The ice cream outsold everything else, especially after Johnson bought a recipe that used only natural flavors and doubled the amount of butterfat. Soon, a chain was born.

But it wasn’t just ice cream. To me, as a boy in the back seat of the car on family vacations, Howard Johnson’s meant fried clam strips. The menu was actually fairly extensive — not just “hamburgs” and “frankforts” but everything from fried veal cutlets and Maryland crab cakes to Welsh rarebit and barbecued brisket sandwiches. But I only got the clam strips.

I did not know at the time that the chain was based in Massachusetts, where clams practically run wild in the streets. I just knew that the clam strips were good every time I had them.

That consistency was the secret to the chain’s success. Fast food restaurants were not then found at every exit. If you were driving anywhere that required a stop for a meal, you had to take your chances at a mom-and-pop stand that might care little for either flavor or hygiene.

But you knew what you were getting with a Howard Johnson’s. Me, I was getting fried clam strips.

Howard Johnson’s helped create the car culture in America, and the car culture helped create Howard Johnson’s. The restaurants with the gleaming orange roofs and the turquoise trim were a traveler’s oasis in the asphalt desert.

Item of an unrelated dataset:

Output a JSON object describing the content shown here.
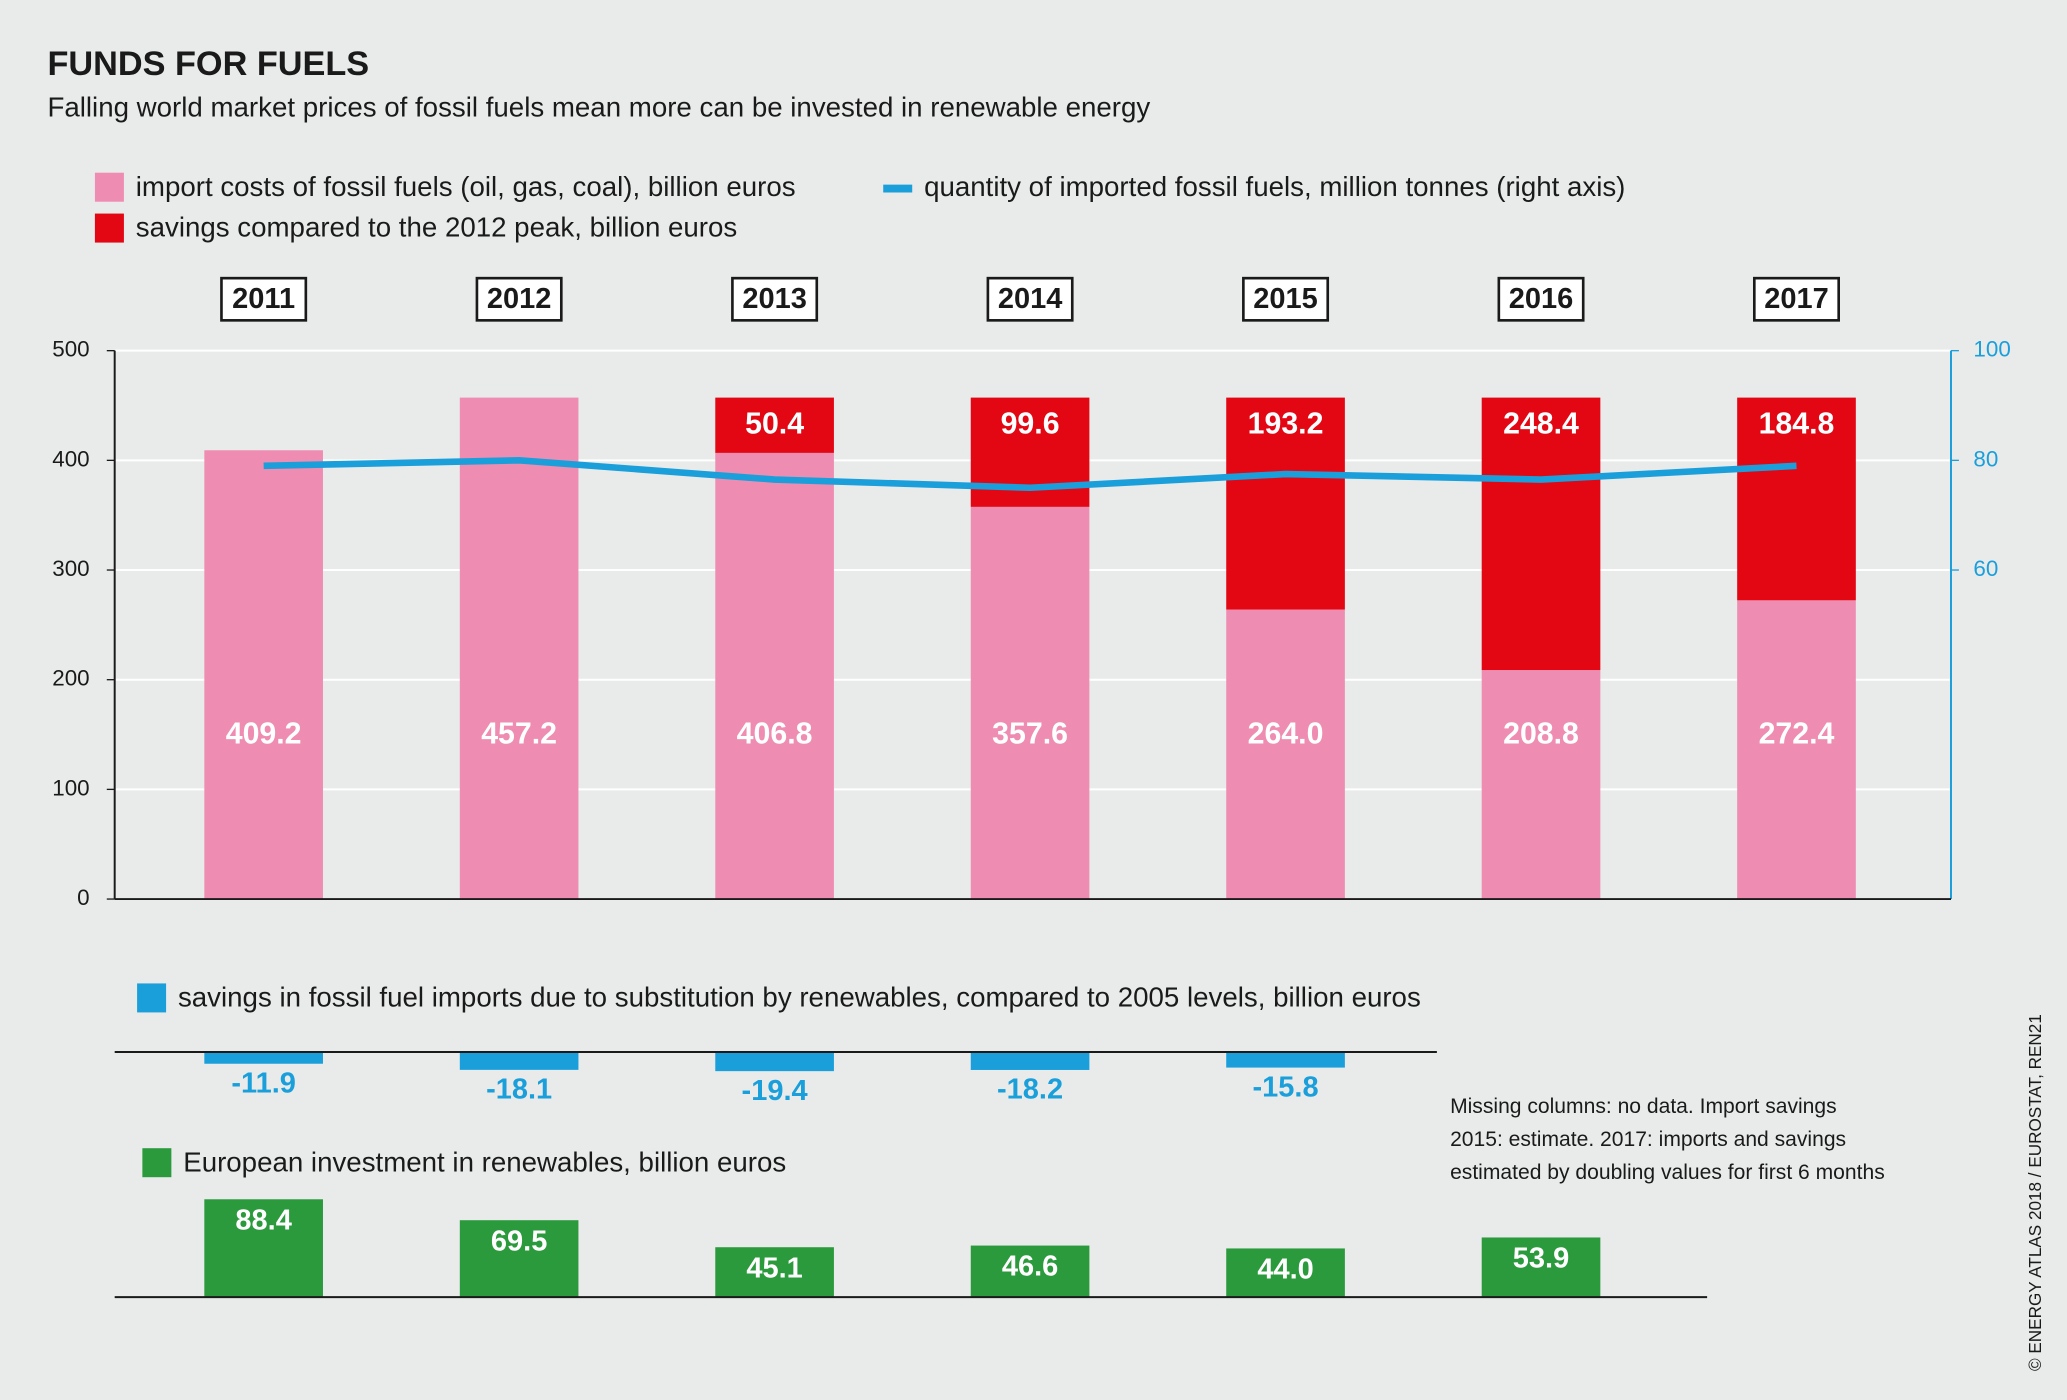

But time caught up to the venerable chain, and then surpassed it. Baskin-Robbins started offering 31 flavors of ice cream. Fast food restaurants revolutionized highway eating, with meals that were faster, cheaper and less exotic.

An open-faced hot roast beef sandwich with mashed potatoes and gravy? Fried scallops? Who needs that when you can grab a quick hamburger or a bucket of fried chicken for half the price?

Time marches on, and all good things must end. I think I haven’t been to a Howard Johnson’s since 1986, when I stopped in for an ice cream near the end of a long, hot drive across the US south. But I will miss them and everything they stood for.

Sic transit gloria mundi. Thus passes the glory of the world.